Cinematographer-cum-filmmaker M Manikandan is confident that his second directorial venture Kutrame Thandanai will be as successful as his debut film Kaaka Muttai. Speaking to CE he says, “I had planned this script even before Kaaka Muttai was released. Though the film has a dark tone, the audience will find it realistic to go along with the story. It’s about seven characters and I have tried portraying how one’s conscience can actually punish an individual.”
The film premiered at a few international fests, including the New York Indian Film Festival and Mumbai International Film Festival, and was received well. “Though there are no songs in the film, I am sure Isaignani Ilaiyaraaja’s background score will complement my style of filmmaking,” he says.
Manikandan adds that he has addressed the problem of tunnel vision (a retinal disorder) in the film. “People who suffer from this are sensitive to light and have difficulty seeing at night; they bump into people or miss steps on a staircase. I did extensive research on the subject and it was really hard to find people who have this problem. I met a few to understand their difficulties. Though we completed the film in 33 days, we took considerable time in both pre and post-production stages. We shot extensively in Chennai and Kolkata,” he explains.
What’s Kutrame... all about? “The protagonist (a credit card agent) who has tunnel vision, witnesses a murder. What he does when he discovers a dead body of a young female neighbour and how he fights the war between morality and money, forms the rest of the story,” he explains.
The director says how he moves out of his comfort zone every time to do something different. “I don’t want to do regular films and be predictable to the audience. I keep experimenting with varied shades of characters and scripts. For instance, Kaaka Muttai was a mixture of commercial and art cinema; but Kutrame, a slow-paced murder mystery, is a full-on art film. My next Aandavan Kattalai, which stars Vijay Sethupahi and Ritika Singh, throws light on discrepancies in the passport-issuing process and the various problems we face because of that. It’s a light-hearted entertainer. Kadaisi Vivasayi focuses on farmer suicides,” he says adding that he wants to present simple and relevant issues to the audience. “There are so many stories around us that I want to explore,” he smiles.
But why is he keen on sending his films to film fests first? “I never make films with an intention of bagging awards. It just happens. I love making good films. When a film has a ‘festival’ tag, it always has the risk of not doing well commercially. So, it’s important that the story is outstanding. Even when I was a cinematographer, I was interested in storytelling. I can visualise things easily, and they are translated on to the screen,” he shares. Andavan Kattalai will have a theatre release unlike his other films.

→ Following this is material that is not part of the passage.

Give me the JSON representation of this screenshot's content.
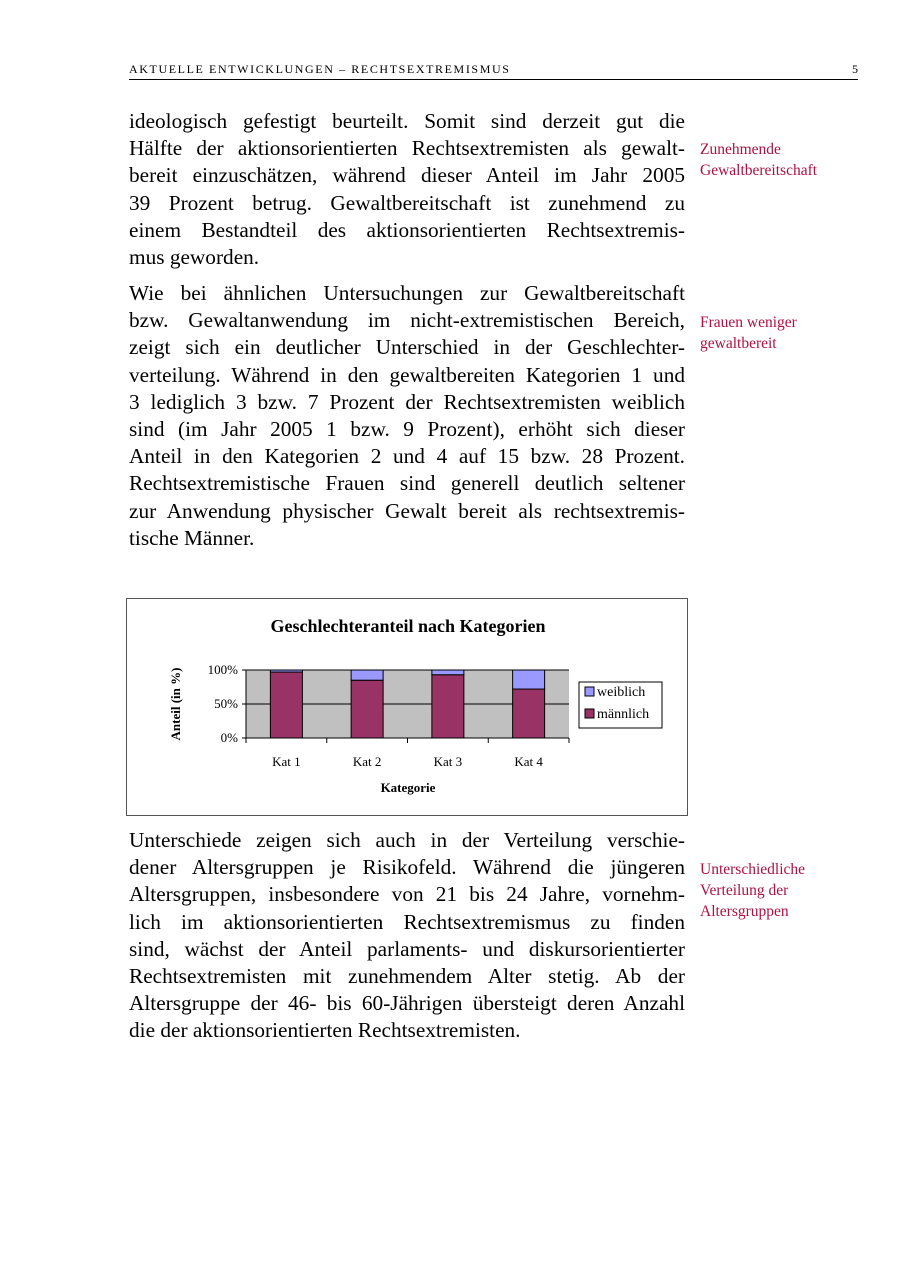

Quiz him on why he does not rope in big names for his films, Manikandan grins. “I always believe that the core content of any film is its narration and story. Stars definitely add great value to the script. But then, we can’t force anyone into the script. We do not get big names on board always. When there are commercial heroes in the film, there’s a mild possibility of it getting stereotyped because of the regular masala elements,” he admits candidly.
Kutrame Thandanai has Vidharth of Mynaa (2010) fame playing the male lead, besides Aishwarya Rajesh, Pooja Devariya, Nasser, Rahman and Gurusomasundaram in pivotal roles.